La mañana empezó con un aire de despedida improvisada. Al lado del mar, donde habíamos dormido, ya éramos siete vehículos, como en una mini quedada sin planear. Pero claro, como siempre, fuimos de los últimos en salir. Otros ya llevaban horas haciendo cosas útiles, como pedalear, correr o mirar mapas con cara seria. Nosotros salimos cuando tocaba: después de los estiramientos, el primer pipí y el desayuno de papi Edu.

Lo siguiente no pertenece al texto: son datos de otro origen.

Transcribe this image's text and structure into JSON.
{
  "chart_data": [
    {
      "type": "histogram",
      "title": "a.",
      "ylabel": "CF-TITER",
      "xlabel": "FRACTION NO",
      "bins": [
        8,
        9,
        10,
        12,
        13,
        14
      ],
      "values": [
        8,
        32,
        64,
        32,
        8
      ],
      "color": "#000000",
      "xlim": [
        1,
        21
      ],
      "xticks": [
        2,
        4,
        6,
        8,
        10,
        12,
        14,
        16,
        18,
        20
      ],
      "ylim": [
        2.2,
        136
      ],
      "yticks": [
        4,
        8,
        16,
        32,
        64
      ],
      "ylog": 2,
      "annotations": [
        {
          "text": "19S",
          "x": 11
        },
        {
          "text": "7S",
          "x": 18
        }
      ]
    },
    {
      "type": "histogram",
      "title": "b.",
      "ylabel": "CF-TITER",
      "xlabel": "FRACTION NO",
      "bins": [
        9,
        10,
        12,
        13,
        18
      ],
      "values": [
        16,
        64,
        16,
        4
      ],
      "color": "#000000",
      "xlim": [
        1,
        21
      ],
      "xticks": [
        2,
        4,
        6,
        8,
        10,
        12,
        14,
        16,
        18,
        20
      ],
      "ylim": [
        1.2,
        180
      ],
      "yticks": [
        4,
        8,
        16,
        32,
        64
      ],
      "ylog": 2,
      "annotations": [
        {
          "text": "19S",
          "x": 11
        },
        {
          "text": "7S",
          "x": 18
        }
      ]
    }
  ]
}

Pusimos rumbo a Dublín. Hoy tocaba jornada de supervivencia urbana: esas misiones que parecen simples, pero acaban siendo como una gincana de humanos nerviosos. Primera parada: Ikea. Papi Edu compró algo que ni olía ni sonaba, así que no presté atención. Luego fuimos a un centro comercial con una lavandería de autoservicio. Mientras las máquinas giraban con hipnosis jabonosa, yo me quedé en la camper y papi Edu aprovechó para hacer compras en su supermercado favorito. Yo diría que es su parque de atracciones personal.
Pero claro, nunca puede ser todo fácil. Resulta que teníamos un lío con la tarjeta SIM de datos. Justo en ese momento, ¡zas!, dejó de funcionar porque había cambiado a una nueva eSIM. Así que tuvimos que ir a McDonald’s. No por las hamburguesas, no, sino por el Wi-Fi gratis. Papi Edu pasó una hora con cara de querer morder el móvil mientras intentaba hablar con atención al cliente. El problema no se solucionó, claro, así que compró otra eSIM de otra marca y a correr.
Luego fuimos a un taller porque una de las correas del motor del coche hacía ruidos raros, como si quisiera atención. Pero llegamos a las cinco menos cuarto. Vamos, que ni con soborno. Así que gracias por nada, correa. Nos fuimos al aparcamiento de la estación de servicio Applegreen, esta vez en el otro lado de la autovía. Allí, papi Edu sacó su caja de herramientas (sí, tiene una) y se puso a trastear la correa como si fuese mecánico de Fórmula 1. No arregló del todo el asunto, pero al menos dejó de sonar como un gato atrapado.
Aprovechó también para organizar la ropa recién lavada, guardar las compras y, cómo no, colarse otra ducha gratis. Si dan, se coge. Eso es ley de cámper.
Y luego, venga, rumbo al aeropuerto. Dejamos el coche en el aparcamiento de larga estancia y, como si fuéramos mulas de carga, nos fuimos con cuatro bolsas pesadas, una mochila gigante y mi canasta. Subimos al autobús lanzadera hacia la terminal. En la terminal, fuimos primero al mostrador de Budget para alquilar un coche. Papi Edu se entendió sorprendentemente bien con el humano del mostrador, que hablaba más rápido que un galgo con cafeína. Dejamos el equipaje en el coche de alquiler y empezamos a esperar.
Una hora larga. Sin sofá, sin pelota y sin saber exactamente por qué la espera era tan eterna. Al final, ¡apareció Tito Joan! Y con él, dos nuevas humanas: Mariola y Nita. Olían a viaje largo, risas pasadas y nervios del primer día.
Todos al coche y carretera otra vez, esta vez rumbo al corazón de Irlanda, entre Dublín y Galway. El destino: un apartamento en medio de un campo de golf. Llegamos justo a medianoche, con un señor mayor esperándonos para darnos las llaves. Ya iba medio dormido en mi canasta. Cené en cuanto apareció mi cuenco, sin perder tiempo.
Ahora los humanos están cenando y buscando enchufes. Yo estoy en el sofá, con el estómago lleno y los ojos cerrándose. Son la una y media, y no doy para más. Mañana será otro día. Y seguro que diferente.